I never judge anyone…I have no idea what your story is and so can not stand in judgement of your ice cream or your medication to control a biometric number. I have found that this has more times than not, made people comfortable and at ease with me. I am approachable and may offer information to help change something, but I never say anything to judge employees or groups. I have found many, many wellness folks who do that even if unintentionally.
I never separate myself out as the expert. I am just like the clients I work with…good days and bad days… Sleep well and not so well… tired and cranky or happy and full of energy. This is something I find creates relationships that actually can make positive changes for one person at a time or large groups together. and for me…sharing our shortcomings together and celebrating our successes. It also seems to engage more people sooner and therefore effects population health.

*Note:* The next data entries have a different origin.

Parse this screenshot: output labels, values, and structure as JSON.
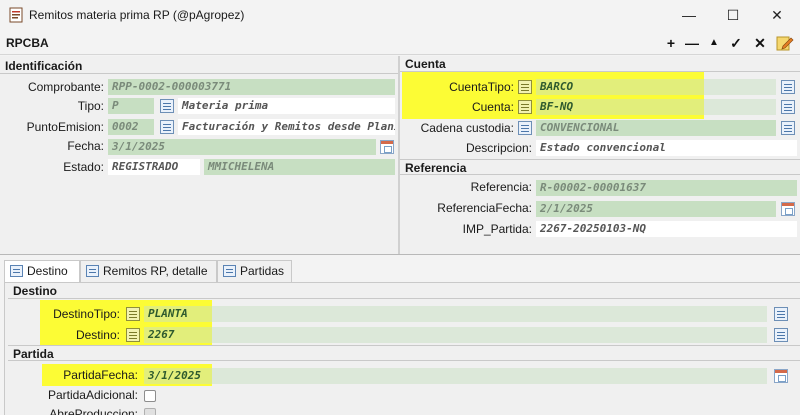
{
  "window": {
    "title": "Remitos materia prima RP (@pAgropez)",
    "minimize_glyph": "—",
    "maximize_glyph": "☐",
    "close_glyph": "✕"
  },
  "toolbar": {
    "code": "RPCBA",
    "add_glyph": "+",
    "remove_glyph": "—",
    "up_glyph": "▲",
    "ok_glyph": "✓",
    "cancel_glyph": "✕"
  },
  "identificacion": {
    "header": "Identificación",
    "comprobante": {
      "label": "Comprobante:",
      "value": "RPP-0002-000003771"
    },
    "tipo": {
      "label": "Tipo:",
      "code": "P",
      "desc": "Materia prima"
    },
    "punto_emision": {
      "label": "PuntoEmision:",
      "code": "0002",
      "desc": "Facturación y Remitos desde Planilla"
    },
    "fecha": {
      "label": "Fecha:",
      "value": "3/1/2025"
    },
    "estado": {
      "label": "Estado:",
      "value": "REGISTRADO",
      "user": "MMICHELENA"
    }
  },
  "cuenta": {
    "header": "Cuenta",
    "cuenta_tipo": {
      "label": "CuentaTipo:",
      "value": "BARCO"
    },
    "cuenta": {
      "label": "Cuenta:",
      "value": "BF-NQ"
    },
    "cadena_custodia": {
      "label": "Cadena custodia:",
      "value": "CONVENCIONAL"
    },
    "descripcion": {
      "label": "Descripcion:",
      "value": "Estado convencional"
    }
  },
  "referencia": {
    "header": "Referencia",
    "referencia": {
      "label": "Referencia:",
      "value": "R-00002-00001637"
    },
    "referencia_fecha": {
      "label": "ReferenciaFecha:",
      "value": "2/1/2025"
    },
    "imp_partida": {
      "label": "IMP_Partida:",
      "value": "2267-20250103-NQ"
    }
  },
  "tabs": [
    {
      "label": "Destino"
    },
    {
      "label": "Remitos RP, detalle"
    },
    {
      "label": "Partidas"
    }
  ],
  "destino": {
    "header": "Destino",
    "destino_tipo": {
      "label": "DestinoTipo:",
      "value": "PLANTA"
    },
    "destino": {
      "label": "Destino:",
      "value": "2267"
    }
  },
  "partida": {
    "header": "Partida",
    "partida_fecha": {
      "label": "PartidaFecha:",
      "value": "3/1/2025"
    },
    "partida_adicional": {
      "label": "PartidaAdicional:"
    },
    "abre_produccion": {
      "label": "AbreProduccion:"
    }
  },
  "colors": {
    "field_green": "#c7dfc2",
    "highlight": "#ffff00",
    "lookup_blue": "#4c77aa"
  }
}
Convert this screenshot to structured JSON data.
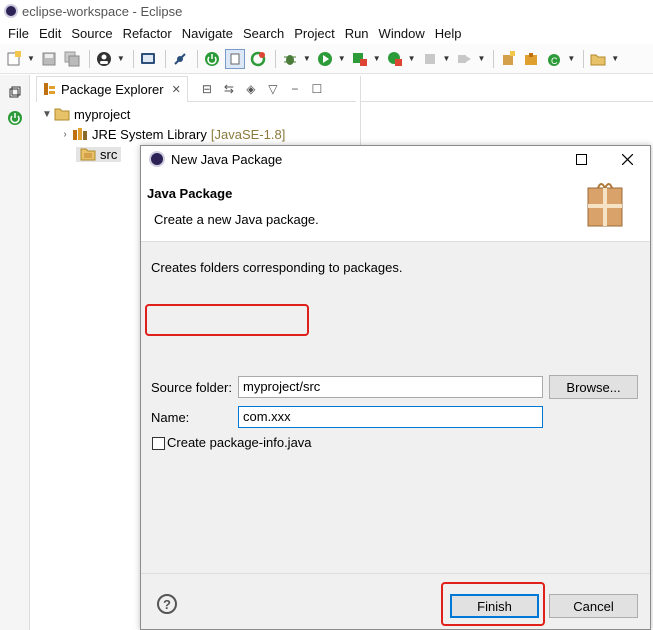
{
  "window": {
    "title": "eclipse-workspace - Eclipse"
  },
  "menubar": {
    "items": [
      "File",
      "Edit",
      "Source",
      "Refactor",
      "Navigate",
      "Search",
      "Project",
      "Run",
      "Window",
      "Help"
    ]
  },
  "package_explorer": {
    "tab_label": "Package Explorer",
    "tab_close": "✕",
    "tree": {
      "project": "myproject",
      "jre_label": "JRE System Library",
      "jre_version": "[JavaSE-1.8]",
      "src": "src"
    }
  },
  "dialog": {
    "title": "New Java Package",
    "header_title": "Java Package",
    "header_desc": "Create a new Java package.",
    "body_desc": "Creates folders corresponding to packages.",
    "source_folder_label": "Source folder:",
    "source_folder_value": "myproject/src",
    "browse_label": "Browse...",
    "name_label": "Name:",
    "name_value": "com.xxx",
    "checkbox_label": "Create package-info.java",
    "finish_label": "Finish",
    "cancel_label": "Cancel",
    "help_label": "?"
  },
  "colors": {
    "accent": "#0078d7",
    "highlight": "#e0201b"
  }
}
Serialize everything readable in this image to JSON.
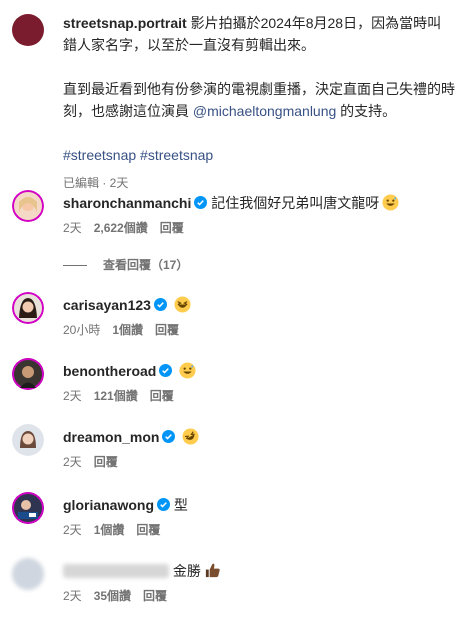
{
  "post": {
    "username": "streetsnap.portrait",
    "text1": "影片拍攝於2024年8月28日，因為當時叫錯人家名字，以至於一直沒有剪輯出來。",
    "text2a": "直到最近看到他有份參演的電視劇重播，決定直面自己失禮的時刻，也感謝這位演員 ",
    "mention": "@michaeltongmanlung",
    "text2b": " 的支持。",
    "hashtags": "#streetsnap #streetsnap",
    "meta": "已編輯 · 2天"
  },
  "comments": [
    {
      "username": "sharonchanmanchi",
      "text": "記住我個好兄弟叫唐文龍呀",
      "emoji": "grin-sweat-icon",
      "time": "2天",
      "likes": "2,622個讚",
      "reply": "回覆"
    },
    {
      "username": "carisayan123",
      "text": "",
      "emoji": "laugh-icon",
      "time": "20小時",
      "likes": "1個讚",
      "reply": "回覆"
    },
    {
      "username": "benontheroad",
      "text": "",
      "emoji": "grin-sweat-icon",
      "time": "2天",
      "likes": "121個讚",
      "reply": "回覆"
    },
    {
      "username": "dreamon_mon",
      "text": "",
      "emoji": "rofl-icon",
      "time": "2天",
      "likes": "",
      "reply": "回覆"
    },
    {
      "username": "glorianawong",
      "text": "型",
      "emoji": "",
      "time": "2天",
      "likes": "1個讚",
      "reply": "回覆"
    },
    {
      "username": "",
      "text": "金勝",
      "emoji": "thumbs-up-icon",
      "time": "2天",
      "likes": "35個讚",
      "reply": "回覆"
    }
  ],
  "view_replies": "查看回覆（17）",
  "colors": {
    "link": "#385185",
    "verified": "#0095f6",
    "muted": "#737373"
  }
}
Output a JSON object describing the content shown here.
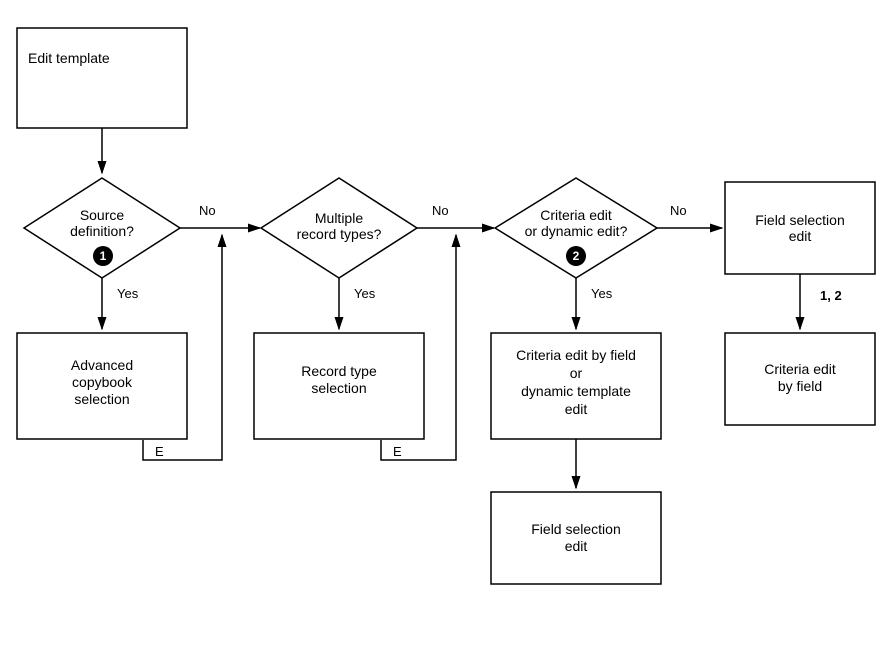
{
  "nodes": {
    "editTemplate": "Edit template",
    "sourceDef1": "Source",
    "sourceDef2": "definition?",
    "multRecord1": "Multiple",
    "multRecord2": "record types?",
    "criteriaEdit1": "Criteria edit",
    "criteriaEdit2": "or dynamic edit?",
    "fieldSel1": "Field selection",
    "fieldSel2": "edit",
    "advCopy1": "Advanced",
    "advCopy2": "copybook",
    "advCopy3": "selection",
    "recordType1": "Record type",
    "recordType2": "selection",
    "critByField1": "Criteria edit by field",
    "critByField2": "or",
    "critByField3": "dynamic template",
    "critByField4": "edit",
    "bottomField1": "Field selection",
    "bottomField2": "edit",
    "rightCrit1": "Criteria edit",
    "rightCrit2": "by field"
  },
  "labels": {
    "yes1": "Yes",
    "yes2": "Yes",
    "yes3": "Yes",
    "no1": "No",
    "no2": "No",
    "no3": "No",
    "e1": "E",
    "e2": "E",
    "one": "1",
    "two": "2",
    "ref12": "1, 2"
  }
}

I listen…not maybe unusual, but I have been in many realms when practitioners have prepared responses or agendas that need to be adhered to. While i appreciate the need to work toward a goal… I am fine to stop, get off topic and listen to where people really are. I try not to have ready responses and often get back to folks on things so that I can mull over conversations. When people feel they are truly heard, they are more apt to engage.
I offer “out of the box” information and resources that are totally client specific whether I have 50 groups I’m working with or 2. No one gets the same thing, nothing canned. I also evolve information over time as the population gets more informed.. that keeps them engaged and interested.
I stay abreast of the latest research and never rest on an accepted idea or thought about wellness or health. Because my clients know this, they remain actively engaged. I share as much as I can. While there are programs like 10k step walking programs, nutrition label reading, food pyramid ideas, new vaccine info etc… I keep my folks in the loop on how things are changing. I think these things are not necessarily new, but in our tech world and quick hit culture…I think they sometimes actually are more innovative in managing population health and increase engagement in wellness programming. Employees in our groups were part of creating the plans for what we brought in and knew they had the latest information to work with. :)
As I mentioned earlier, by implementing these strategies, I have effected multiple MLR’s for the better in many groups. I have increased participation numbers and received wellness money directly from the carriers because they have seen worthwhile changes in the group claims. One group received $15,000.00. Another received $10,000.00 from their carrier. These were provided because biometric numbers improved, large claims were reduced and overall the companies moved as wholes to better health.
COMPELLING VISION:
I think the biggest threats to the industry are actually these two things. First, it seems that many wellness practitioners are women and that generally keeps salaries lower. Unfortunate in trying to build the diversity that employees health requires. Second, there is no standard of credible licensing or valid certification required to promote workforce wellness. Some are Nurses in the field, some are personal trainers, others those who simply did webinars or weekend certifications on the topic. When you are affecting important things like lifestyle and health issues, you need qualified practitioners with solid backgrounds to draw from. I think that is going to be important in making this a valid profession. i am happy that many colleges are offering or developing wellness degree programs.
In the next 5 years I will be continuing my education and have just recently started my own consulting company. My hope is to continue to offer innovative and alternative ideas for health and lifestyle issues to more companies on a national level. I have a national network of practitioners that are affiliating with me and also some affiliate product companies that will enhance and complement the vision of my company. My hope is to encourage people to incorporate lifestyle habits that move them to more independence in their health and away from the need for medical intervention.